Photo: Summerbridge 2003 participants. Back: Lisette Laurin Genest (Quebec), Blandine Kapita Kama (Quebec), Belinda Kengadio (Quebec), Danielle Lajeunesse (Quebec), Ruth Ramirez (British Columbia). Front: Joshua Lake (Nova Scotia), Elizabeth Cabezas (Alberta), Marie-Claude Deneault (Quebec), Lucie Dastous (Quebec), Thai Nguyen (Alberta). MC Canada photo.

Joshua Lake isn’t looking to improve his performance when he walks on stage with his guitar.

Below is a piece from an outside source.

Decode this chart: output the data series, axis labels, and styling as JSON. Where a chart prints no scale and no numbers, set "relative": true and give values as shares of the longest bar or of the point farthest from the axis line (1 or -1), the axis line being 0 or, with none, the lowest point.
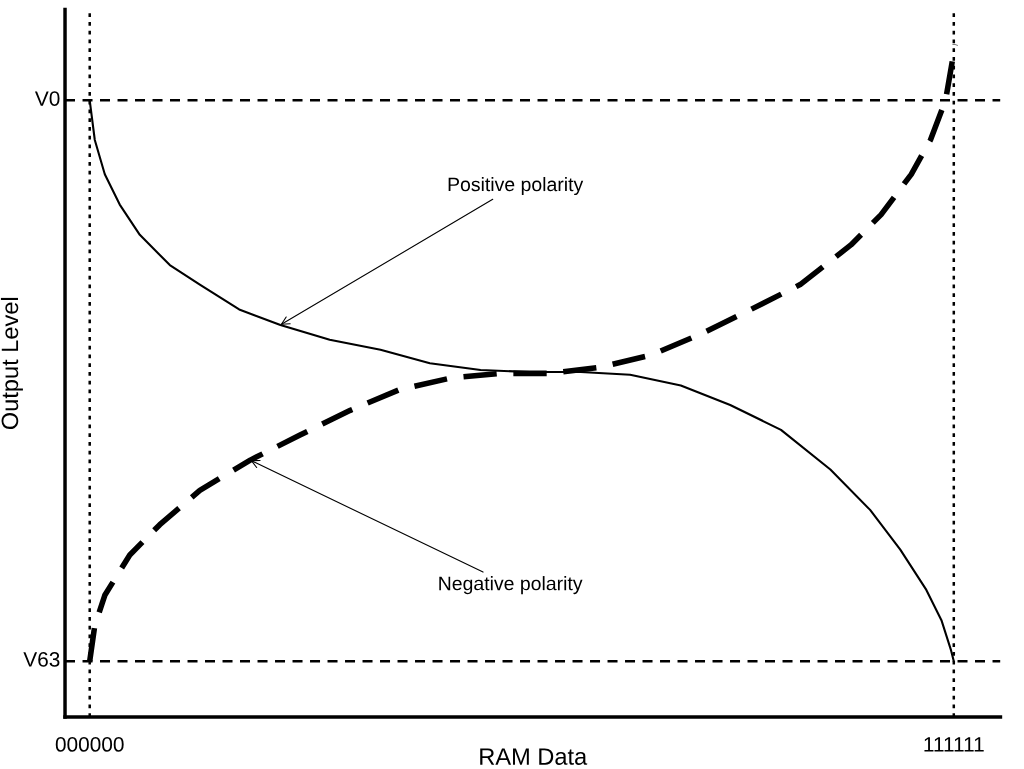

What he really wants, both for himself and his audience, is an encounter with the Spirit of God.

It doesn’t matter “whether we sing the same song for an hour or sit silent, there’s no one way of looking at it,” says Lake, who is serving his community as a volunteer in Mennonite Central Committee’s Summerbridge program. “I’d rather allow the Holy Spirit to do the work.”

Summerbridge is a summer program that encourages participants of diverse cultural backgrounds to develop their leadership skills by serving their home community and church. Lake is one of 10 participants from 4 provinces this summer.

Lake is serving as a worship leader at Gateway Mennonite Brethren Community Church in Halifax. It isn’t his first time on stage. Lake traces his church band involvement back to the age of 12 when he first began playing drums. But after seven years, he quit.

“It just became too routine,” he says.

A three-week youth retreat in Winnipeg helped bring back his sense of purpose within the church and re-energized his spirit.

The sense of the Holy Spirit was so strong “that it overwhelmed me,” says Lake. “I could never get enough.”

When he got home, Lake decided to go back to his church worship team. It’s no longer just about the music. The church has a network of people that pray for the worship team.

It helps to keep the band’s focus on the one they’re serving, not the ones they are playing to, says Lake.

As a Summerbridge participant, Lake will be serving not only in his home community. From July 25 to August 10 he expects to be touring with “La Danse Celebration,” a group of 250 musicians and speakers travelling across Canada to worship and build relationships among youth.